Any health-care overhaul that Congress and President Obama enact is likely to have as its centerpiece a fundamental reform: Insurers would not be allowed to reject individuals or charge them higher premiums based on their medical history.

But simply banning medical discrimination would not necessarily remove it from the equation, economists and health-care analysts say.

If insurers are prohibited from openly rejecting people with preexisting conditions, they could try to cherry-pick through more subtle means. For example, offering free health club memberships tends to attract people who can use the equipment, says Paul Precht, director of policy at the Medicare Rights Center.

Being uncooperative on insurance claims can chase away the chronically ill.
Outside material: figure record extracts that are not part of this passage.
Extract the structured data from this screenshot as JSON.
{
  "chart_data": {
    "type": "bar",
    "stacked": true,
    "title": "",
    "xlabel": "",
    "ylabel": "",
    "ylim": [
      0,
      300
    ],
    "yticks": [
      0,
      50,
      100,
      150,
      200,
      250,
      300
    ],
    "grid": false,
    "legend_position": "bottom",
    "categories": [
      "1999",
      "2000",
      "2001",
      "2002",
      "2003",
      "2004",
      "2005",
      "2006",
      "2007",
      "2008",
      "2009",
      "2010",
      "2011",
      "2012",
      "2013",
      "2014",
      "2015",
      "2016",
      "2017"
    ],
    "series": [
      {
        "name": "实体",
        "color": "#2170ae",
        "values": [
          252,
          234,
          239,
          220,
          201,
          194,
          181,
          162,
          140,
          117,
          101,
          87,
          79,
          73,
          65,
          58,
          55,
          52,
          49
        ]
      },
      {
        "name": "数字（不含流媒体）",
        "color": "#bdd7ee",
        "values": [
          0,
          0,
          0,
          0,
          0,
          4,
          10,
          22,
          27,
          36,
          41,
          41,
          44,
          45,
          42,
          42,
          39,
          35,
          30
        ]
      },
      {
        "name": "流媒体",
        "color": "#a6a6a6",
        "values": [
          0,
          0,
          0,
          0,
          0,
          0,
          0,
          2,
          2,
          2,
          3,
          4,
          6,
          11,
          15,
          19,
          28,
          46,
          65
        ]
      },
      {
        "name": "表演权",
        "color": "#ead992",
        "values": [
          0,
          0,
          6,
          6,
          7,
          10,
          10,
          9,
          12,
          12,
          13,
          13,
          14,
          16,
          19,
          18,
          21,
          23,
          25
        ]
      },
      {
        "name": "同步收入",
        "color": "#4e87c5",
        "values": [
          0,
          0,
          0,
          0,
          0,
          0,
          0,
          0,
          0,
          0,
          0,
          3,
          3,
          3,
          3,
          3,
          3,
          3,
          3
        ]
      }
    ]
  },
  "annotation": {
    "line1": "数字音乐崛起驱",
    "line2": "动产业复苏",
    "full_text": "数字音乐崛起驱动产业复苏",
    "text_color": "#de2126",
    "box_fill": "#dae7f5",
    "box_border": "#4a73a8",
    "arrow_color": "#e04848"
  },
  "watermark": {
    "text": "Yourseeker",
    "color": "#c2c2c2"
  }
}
For people who have few medical bills, it is less of a factor, said Karen Pollitz, research professor at the Georgetown University Health Policy Institute.
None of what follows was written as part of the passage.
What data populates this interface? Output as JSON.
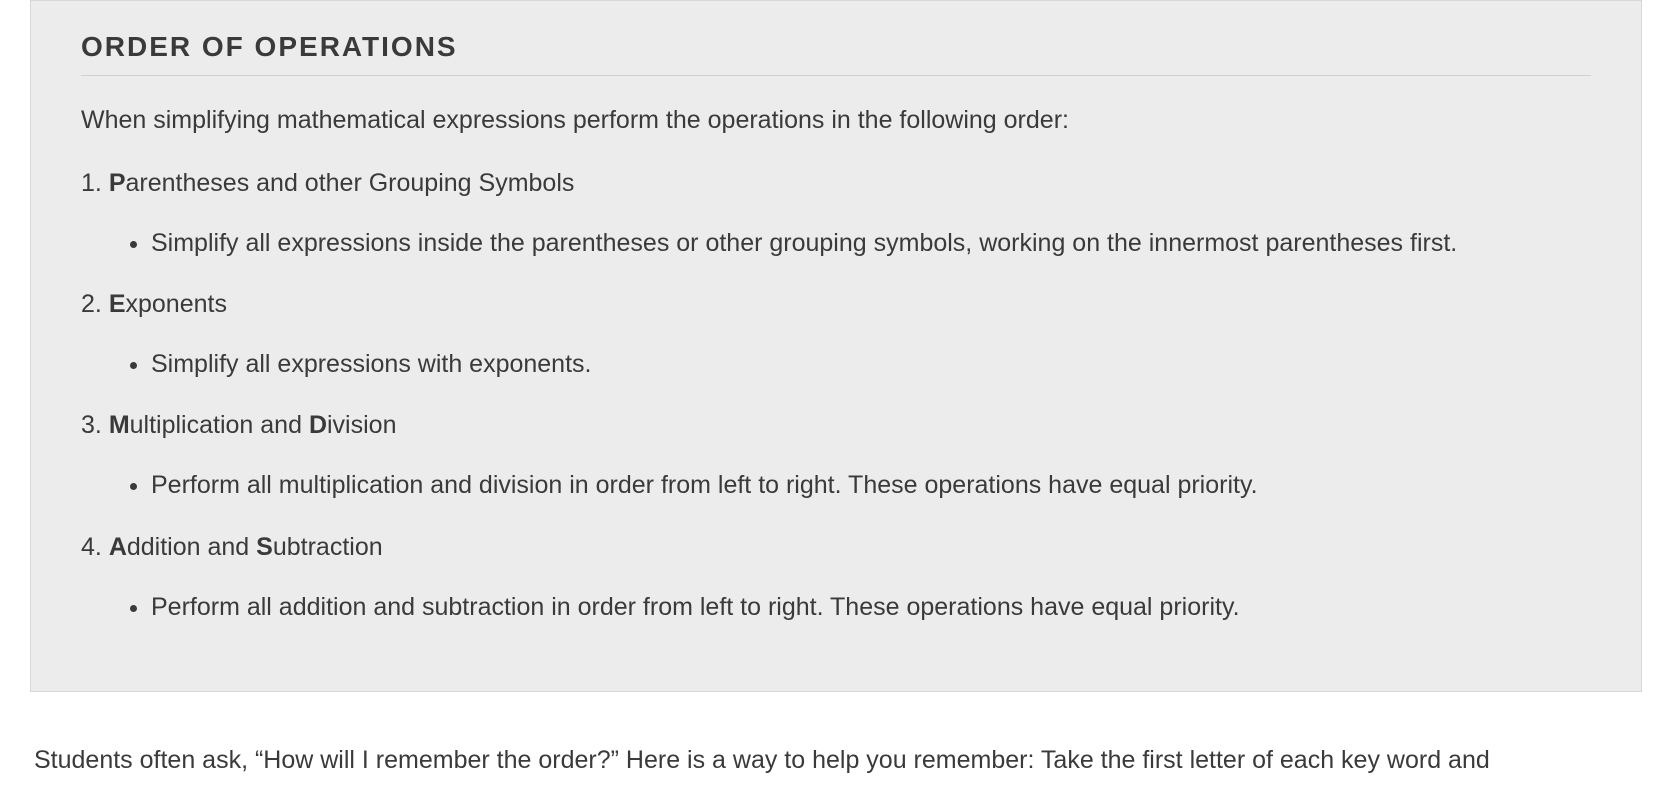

And to avoid patients with costly, complicated medical conditions, health plans could include in their networks relatively few doctors who specialize in treating those conditions, said Mark V. Pauly, professor of health-care management at the University of Pennsylvania's Wharton School.

By itself, a ban on discrimination would not eliminate the economic pressure to discriminate.

"It would probably increase the incentive for cherry-picking," Pauly said. "I'm strongly motivated to try to avoid you if I'm not allowed to charge you extra."

Cognizant of the threat, lawmakers are trying to neutralize it. For example, the bill advanced by Senate Finance Committee Chairman Max Baucus (D-Mont.) calls for creation of complex mechanisms to essentially raise or lower compensation to insurers, depending on whether they attract disproportionately sick or healthy populations.

The bill assumes the problem would be greatest during the first few years; after that, part of the machinery to compensate for variations would go away.

A straightforward way to reduce gamesmanship is to standardize benefit packages, Precht wrote in a July report. One issue lawmakers must resolve is how much latitude to leave insurers over what they cover and how.

Unless lawmakers tackle the problem effectively, a reformed health-care system could continue to reward insurers for avoiding rather than treating illness. It also could perpetuate existing economic penalties for health plans that do a better job of covering the sickest patients. They tend to attract costlier members, which can force them to raise premiums, fueling a cycle that can make it harder for the severely ill to get affordable coverage.

"In a competitive market, a good-guy insurer is a patsy," Pollitz said. "The race is to the bottom."